29. (a) （Schanuel引理）如果 $0 \rightarrow K \rightarrow P\overset{\varphi }{ \rightarrow }M \rightarrow 0$ 和 $0 \rightarrow {K}^{\prime } \rightarrow {P}^{\prime }\overset{{\varphi }^{\prime }}{ \rightarrow }M \rightarrow 0$ 是 $R$ -模的精确序列，其中 $P$ 和 ${P}^{\prime }$ 是投射的，证明 $P \oplus {K}^{\prime } \cong {P}^{\prime } \oplus K$ 作为 $R$ -模。[证明存在一个精确序列 $0 \rightarrow \ker \pi \rightarrow X\overset{\pi }{ \rightarrow }P \rightarrow 0$ ，其中 $\ker \pi \cong {K}^{\prime }$ ，$X$ 是如上练习中的 $\varphi$ 和 ${\varphi }^{\prime }$ 的纤维积。推出 $X \cong P \oplus {K}^{\prime }$ 。类似地证明 $X \cong {P}^{\prime } \oplus K$ 。]

(b) If $0 \rightarrow M \rightarrow Q\overset{\psi }{ \rightarrow }L \rightarrow 0$ and $0 \rightarrow M \rightarrow {Q}^{\prime }\overset{{\psi }^{\prime }}{ \rightarrow }{L}^{\prime } \rightarrow 0$ are exact sequences of $R$ -modules where $Q$ and ${Q}^{\prime }$ are injective,prove $Q \oplus {L}^{\prime } \cong {Q}^{\prime } \oplus L$ as $R$ -modules.

(b) 如果 $0 \rightarrow M \rightarrow Q\overset{\psi }{ \rightarrow }L \rightarrow 0$ 和 $0 \rightarrow M \rightarrow {Q}^{\prime }\overset{{\psi }^{\prime }}{ \rightarrow }{L}^{\prime } \rightarrow 0$ 是 $R$ -模的精确序列，其中 $Q$ 和 ${Q}^{\prime }$ 是内射的，证明 $Q \oplus {L}^{\prime } \cong {Q}^{\prime } \oplus L$ 作为 $R$ -模。

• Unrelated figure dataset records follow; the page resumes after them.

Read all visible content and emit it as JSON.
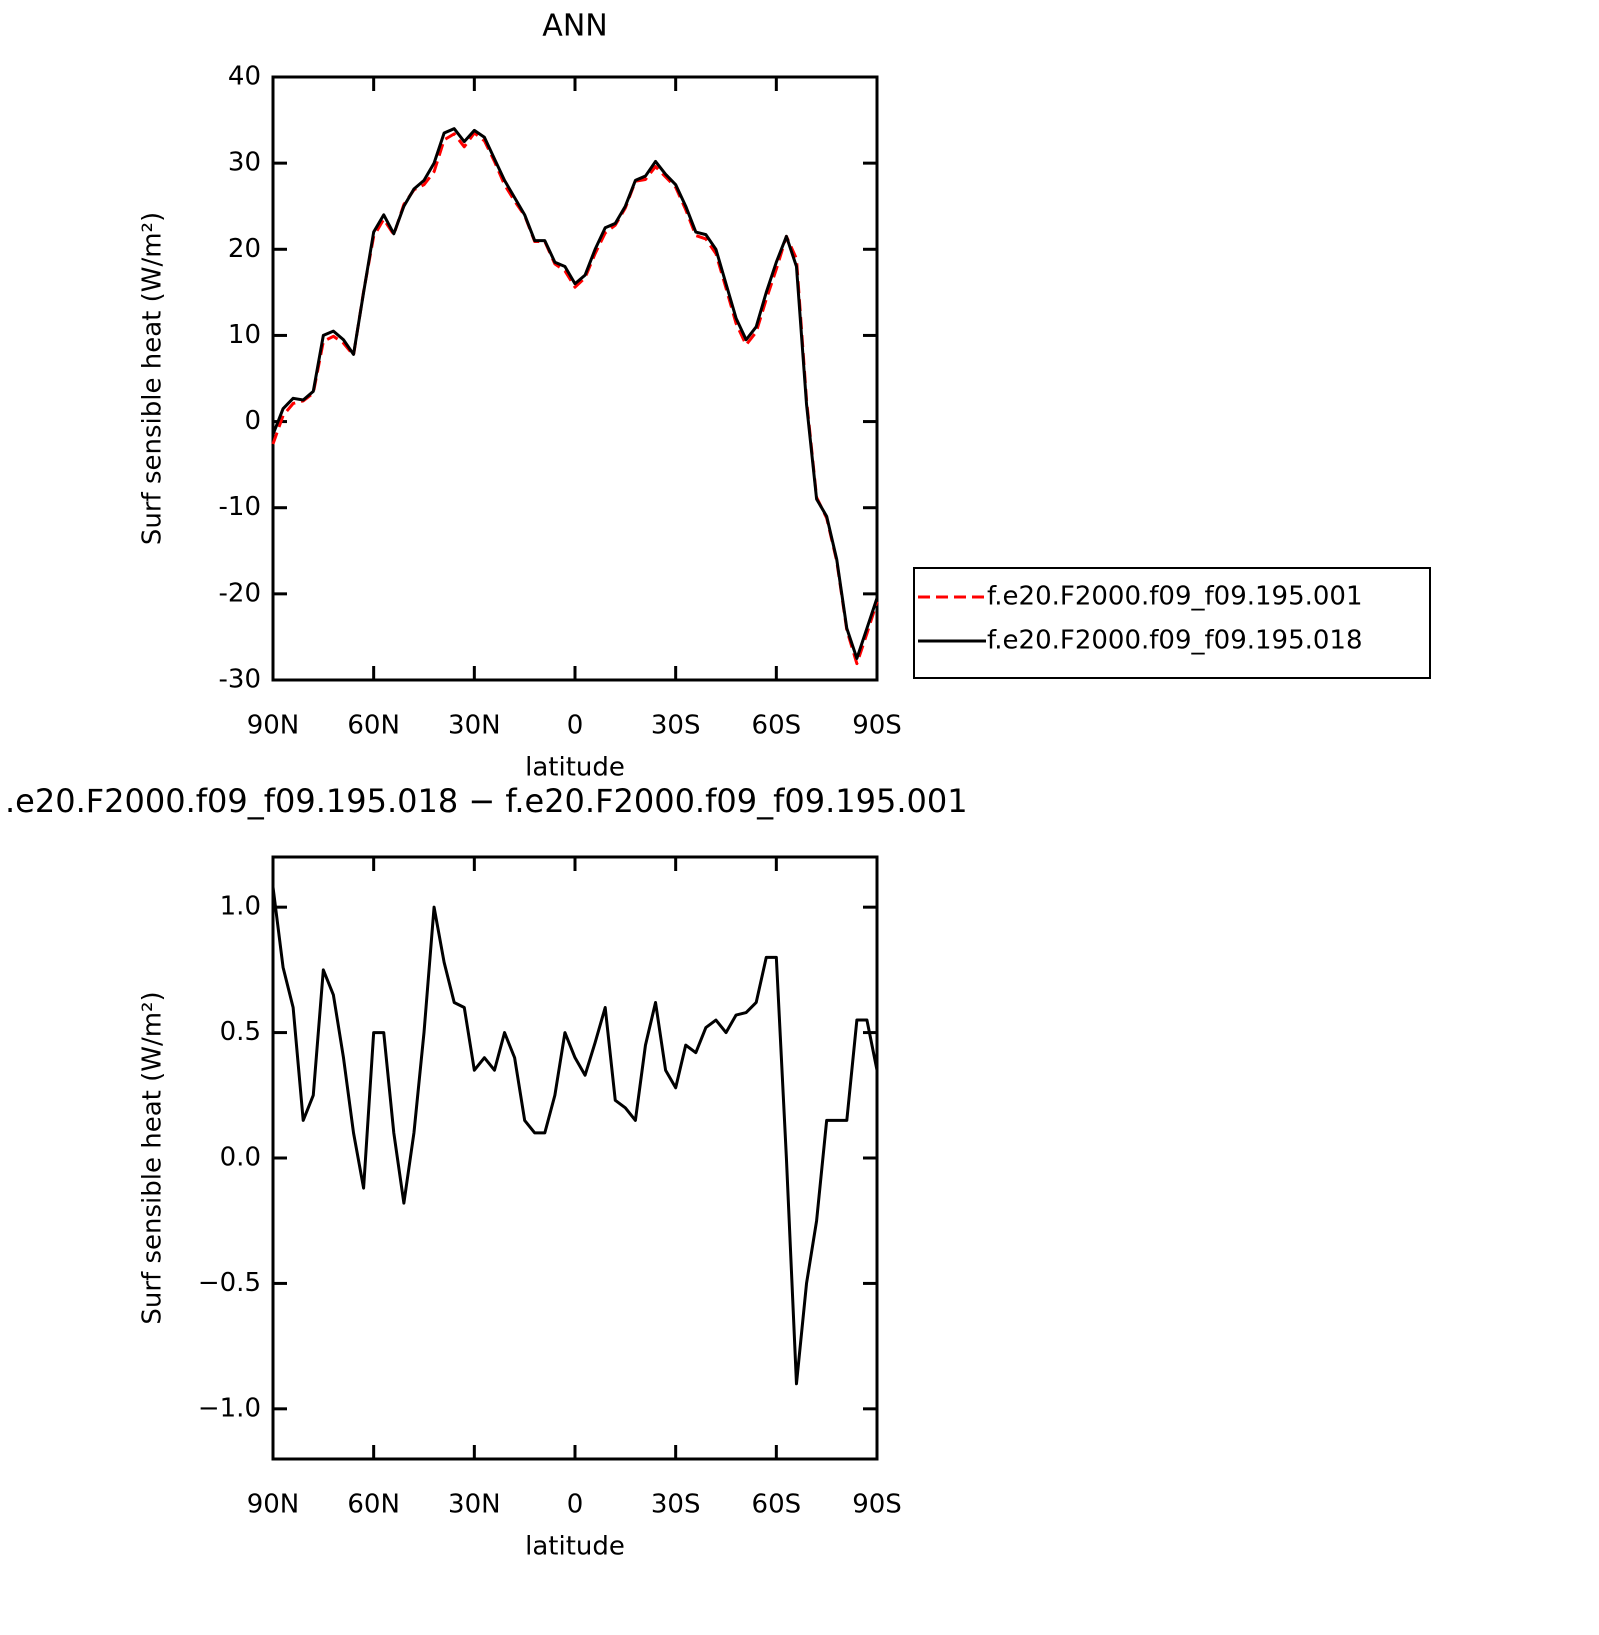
{
  "chart_data": [
    {
      "type": "line",
      "title": "ANN",
      "xlabel": "latitude",
      "ylabel": "Surf sensible heat (W/m²)",
      "x": [
        90,
        87,
        84,
        81,
        78,
        75,
        72,
        69,
        66,
        63,
        60,
        57,
        54,
        51,
        48,
        45,
        42,
        39,
        36,
        33,
        30,
        27,
        24,
        21,
        18,
        15,
        12,
        9,
        6,
        3,
        0,
        -3,
        -6,
        -9,
        -12,
        -15,
        -18,
        -21,
        -24,
        -27,
        -30,
        -33,
        -36,
        -39,
        -42,
        -45,
        -48,
        -51,
        -54,
        -57,
        -60,
        -63,
        -66,
        -69,
        -72,
        -75,
        -78,
        -81,
        -84,
        -87,
        -90
      ],
      "xlim": [
        90,
        -90
      ],
      "xticks": [
        {
          "value": 90,
          "label": "90N"
        },
        {
          "value": 60,
          "label": "60N"
        },
        {
          "value": 30,
          "label": "30N"
        },
        0,
        {
          "value": -30,
          "label": "30S"
        },
        {
          "value": -60,
          "label": "60S"
        },
        {
          "value": -90,
          "label": "90S"
        }
      ],
      "ylim": [
        -30,
        40
      ],
      "yticks": [
        -30,
        -20,
        -10,
        0,
        10,
        20,
        30,
        40
      ],
      "legend": "right",
      "series": [
        {
          "name": "f.e20.F2000.f09_f09.195.001",
          "color": "#ff0000",
          "dash": true,
          "values": [
            -2.6,
            0.7,
            2.1,
            2.4,
            3.3,
            9.3,
            9.9,
            9.1,
            7.7,
            15.1,
            21.5,
            23.5,
            21.7,
            25.2,
            26.9,
            27.5,
            29,
            32.7,
            33.4,
            31.9,
            33.5,
            32.6,
            30.2,
            27.5,
            25.6,
            23.9,
            20.9,
            20.9,
            18.3,
            17.5,
            15.6,
            16.7,
            19.5,
            21.9,
            22.8,
            24.8,
            27.9,
            28.1,
            29.6,
            28.4,
            27.2,
            24.6,
            21.6,
            21.2,
            19.5,
            15.5,
            11.4,
            8.9,
            10.4,
            14.2,
            17.7,
            21.5,
            18.9,
            2.5,
            -8.8,
            -11.2,
            -16.2,
            -24.2,
            -28.1,
            -24.6,
            -20.9
          ]
        },
        {
          "name": "f.e20.F2000.f09_f09.195.018",
          "color": "#000000",
          "dash": false,
          "values": [
            -1.5,
            1.5,
            2.7,
            2.5,
            3.5,
            10,
            10.5,
            9.5,
            7.8,
            15,
            22,
            24,
            21.8,
            25,
            27,
            28,
            30,
            33.5,
            34,
            32.5,
            33.8,
            33,
            30.5,
            28,
            26,
            24,
            21,
            21,
            18.5,
            18,
            16,
            17,
            20,
            22.5,
            23,
            25,
            28,
            28.5,
            30.2,
            28.7,
            27.5,
            25,
            22,
            21.7,
            20,
            16,
            12,
            9.5,
            11,
            15,
            18.5,
            21.5,
            18,
            2,
            -9,
            -11,
            -16,
            -24,
            -27.5,
            -24,
            -20.5
          ]
        }
      ]
    },
    {
      "type": "line",
      "title": ".e20.F2000.f09_f09.195.018 − f.e20.F2000.f09_f09.195.001",
      "xlabel": "latitude",
      "ylabel": "Surf sensible heat (W/m²)",
      "x": [
        90,
        87,
        84,
        81,
        78,
        75,
        72,
        69,
        66,
        63,
        60,
        57,
        54,
        51,
        48,
        45,
        42,
        39,
        36,
        33,
        30,
        27,
        24,
        21,
        18,
        15,
        12,
        9,
        6,
        3,
        0,
        -3,
        -6,
        -9,
        -12,
        -15,
        -18,
        -21,
        -24,
        -27,
        -30,
        -33,
        -36,
        -39,
        -42,
        -45,
        -48,
        -51,
        -54,
        -57,
        -60,
        -63,
        -66,
        -69,
        -72,
        -75,
        -78,
        -81,
        -84,
        -87,
        -90
      ],
      "xlim": [
        90,
        -90
      ],
      "xticks": [
        {
          "value": 90,
          "label": "90N"
        },
        {
          "value": 60,
          "label": "60N"
        },
        {
          "value": 30,
          "label": "30N"
        },
        0,
        {
          "value": -30,
          "label": "30S"
        },
        {
          "value": -60,
          "label": "60S"
        },
        {
          "value": -90,
          "label": "90S"
        }
      ],
      "ylim": [
        -1.2,
        1.2
      ],
      "yticks": [
        {
          "value": -1,
          "label": "−1.0"
        },
        {
          "value": -0.5,
          "label": "−0.5"
        },
        {
          "value": 0,
          "label": "0.0"
        },
        0.5,
        {
          "value": 1,
          "label": "1.0"
        }
      ],
      "series": [
        {
          "color": "#000000",
          "dash": false,
          "values": [
            1.08,
            0.76,
            0.6,
            0.15,
            0.25,
            0.75,
            0.65,
            0.4,
            0.1,
            -0.12,
            0.5,
            0.5,
            0.1,
            -0.18,
            0.1,
            0.5,
            1.0,
            0.78,
            0.62,
            0.6,
            0.35,
            0.4,
            0.35,
            0.5,
            0.4,
            0.15,
            0.1,
            0.1,
            0.25,
            0.5,
            0.4,
            0.33,
            0.46,
            0.6,
            0.23,
            0.2,
            0.15,
            0.45,
            0.62,
            0.35,
            0.28,
            0.45,
            0.42,
            0.52,
            0.55,
            0.5,
            0.57,
            0.58,
            0.62,
            0.8,
            0.8,
            0.0,
            -0.9,
            -0.5,
            -0.25,
            0.15,
            0.15,
            0.15,
            0.55,
            0.55,
            0.35
          ]
        }
      ]
    }
  ]
}
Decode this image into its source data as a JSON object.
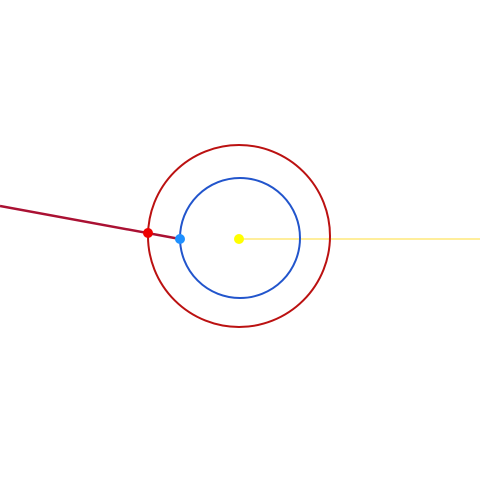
{
  "diagram": {
    "background_color": "#ffffff",
    "sun": {
      "name": "sun-body",
      "color": "#ffff00"
    },
    "inner_orbit": {
      "name": "earth-orbit",
      "color": "#2255cc"
    },
    "outer_orbit": {
      "name": "mars-orbit",
      "color": "#bb1111"
    },
    "inner_body": {
      "name": "earth-body",
      "color": "#1e90ff"
    },
    "outer_body": {
      "name": "mars-body",
      "color": "#ee0000"
    },
    "sun_line": {
      "name": "sun-earth-line",
      "color": "#ffe97a"
    },
    "sight_line": {
      "name": "earth-mars-sight-line",
      "color": "#aa1133"
    }
  }
}
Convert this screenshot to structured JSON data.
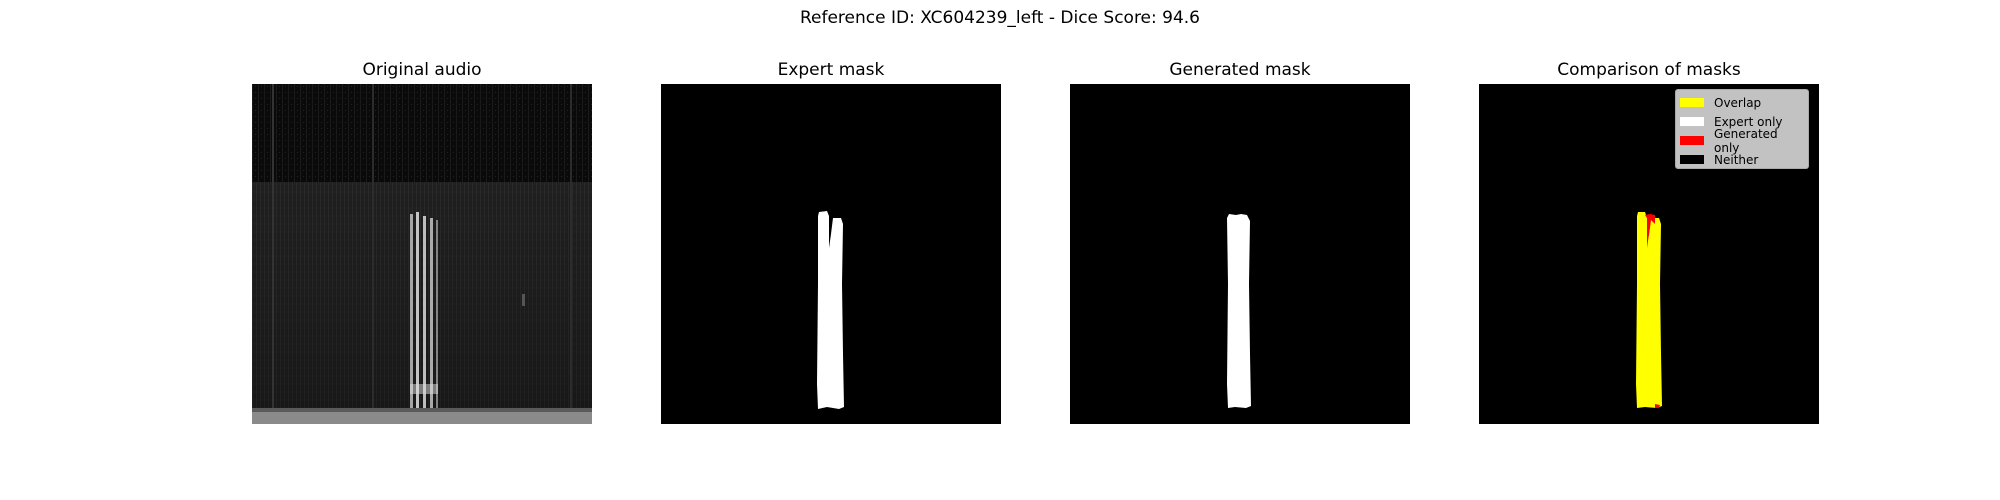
{
  "figure": {
    "suptitle": "Reference ID: XC604239_left - Dice Score: 94.6"
  },
  "panels": [
    {
      "title": "Original audio"
    },
    {
      "title": "Expert mask"
    },
    {
      "title": "Generated mask"
    },
    {
      "title": "Comparison of masks"
    }
  ],
  "legend": {
    "items": [
      {
        "label": "Overlap",
        "color": "#ffff00"
      },
      {
        "label": "Expert only",
        "color": "#ffffff"
      },
      {
        "label": "Generated only",
        "color": "#ff0000"
      },
      {
        "label": "Neither",
        "color": "#000000"
      }
    ]
  },
  "colors": {
    "background": "#000000",
    "mask": "#ffffff",
    "overlap": "#ffff00",
    "generated_only": "#ff0000"
  }
}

The $R$ -modules $M$ and $N$ are said to be projectively equivalent if $M \oplus P \cong N \oplus {P}^{\prime }$ for some projective modules $P,{P}^{\prime }$ . Similarly, $M$ and $N$ are injectively equivalent if $M \oplus Q \cong N \oplus {Q}^{\prime }$ for some injective modules $Q,{Q}^{\prime }$ . The previous exercise shows $K$ and ${K}^{\prime }$ are projectively equivalent and $L$ and ${L}^{\prime }$ are injectively equivalent.

设 $R$ -模 $M$ 和 $N$ 若存在 $M \oplus P \cong N \oplus {P}^{\prime }$ 对于某些投射模 $P,{P}^{\prime }$ ，则称它们是投射等价的。类似地，$M$ 和 $N$ 若存在 $M \oplus Q \cong N \oplus {Q}^{\prime }$ 对于某些内射模 $Q,{Q}^{\prime }$ ，则称它们是内射等价的。之前的练习表明 $K$ 和 ${K}^{\prime }$ 是投射等价的，而 $L$ 和 ${L}^{\prime }$ 是内射等价的。